To find the distance Tina drives before passing David, we need to find the time it takes for Tina to catch up with David. First, we need to determine the time it takes for David to catch up to Tina.
Let's assume the time it takes for David to catch up to Tina is t seconds. During this time, David's velocity remains constant at 30.0 m/s, and he covers a distance given by:
distance covered by David = velocity of David × time = 30.0 m/s × t
Now, let's consider Tina's motion. Tina starts at rest and accelerates uniformly at 2.70 m/s^2 until she catches up with David. The distance covered by Tina can be calculated using the equations of accelerated motion.
We can use the following equation to calculate the distance covered by Tina:
distance covered by Tina = initial velocity × time + (1/2) × acceleration × time^2
Tina's initial velocity is 0 m/s, and the acceleration is 2.70 m/s^2. We don't know the time, so let's call it t'.

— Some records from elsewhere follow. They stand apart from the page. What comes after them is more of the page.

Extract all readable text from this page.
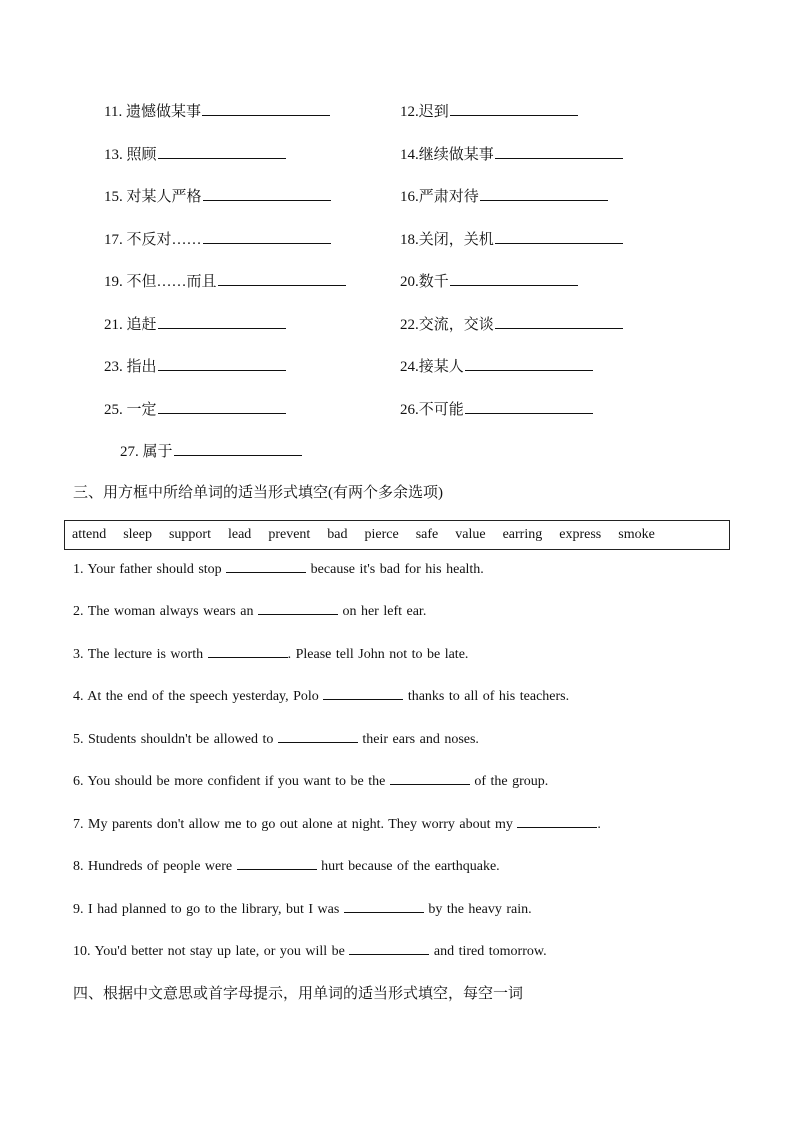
11. 遗憾做某事	12.迟到
13. 照顾	14.继续做某事
15. 对某人严格	16.严肃对待
17. 不反对……	18.关闭，关机
19. 不但……而且	20.数千
21. 追赶	22.交流，交谈
23. 指出	24.接某人
25. 一定	26.不可能
27. 属于
三、用方框中所给单词的适当形式填空(有两个多余选项)
attend sleep support lead prevent bad pierce safe value earring express smoke
1. Your father should stop	because it's bad for his health.
2. The woman always wears an	on her left ear.
3. The lecture is worth	. Please tell John not to be late.
4. At the end of the speech yesterday, Polo	thanks to all of his teachers.
5. Students shouldn't be allowed to	their ears and noses.
6. You should be more confident if you want to be the	of the group.
7. My parents don't allow me to go out alone at night. They worry about my	.
8. Hundreds of people were	hurt because of the earthquake.
9. I had planned to go to the library, but I was	by the heavy rain.
10. You'd better not stay up late, or you will be	and tired tomorrow.
四、根据中文意思或首字母提示，用单词的适当形式填空，每空一词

To find the time it takes for Tina to catch up with David, we need to equate their distances and solve for t:
30.0 × t = 0 × t' + (1/2) × 2.70 × t'^2
Simplifying this equation, we get:
30.0 t = 1.35 t'^2
Now, let's find t' in terms of t:
t' = √(30.0 t / 1.35)
Now that we have the value of t', we can calculate the distance Tina covers using the equation for distance covered by Tina:
distance covered by Tina = initial velocity × time + (1/2) × acceleration × time^2
distance covered by Tina = 0 × t' + (1/2) × 2.70 × t'^2
Putting the values, we get:
distance covered by Tina = (1/2) × 2.70 × ( √(30.0 t / 1.35) )^2
Simplifying further, we get:
distance covered by Tina = 1.35 × t
Finally, we can calculate Tina's speed as she passes David. Since she has caught up with him, her speed will be the same as David's, which is 30.0 m/s.
Therefore, Tina drives a distance of 1.35 times the time David takes to catch up to her before passing him. Her speed as she passes him is 30.0 m/s.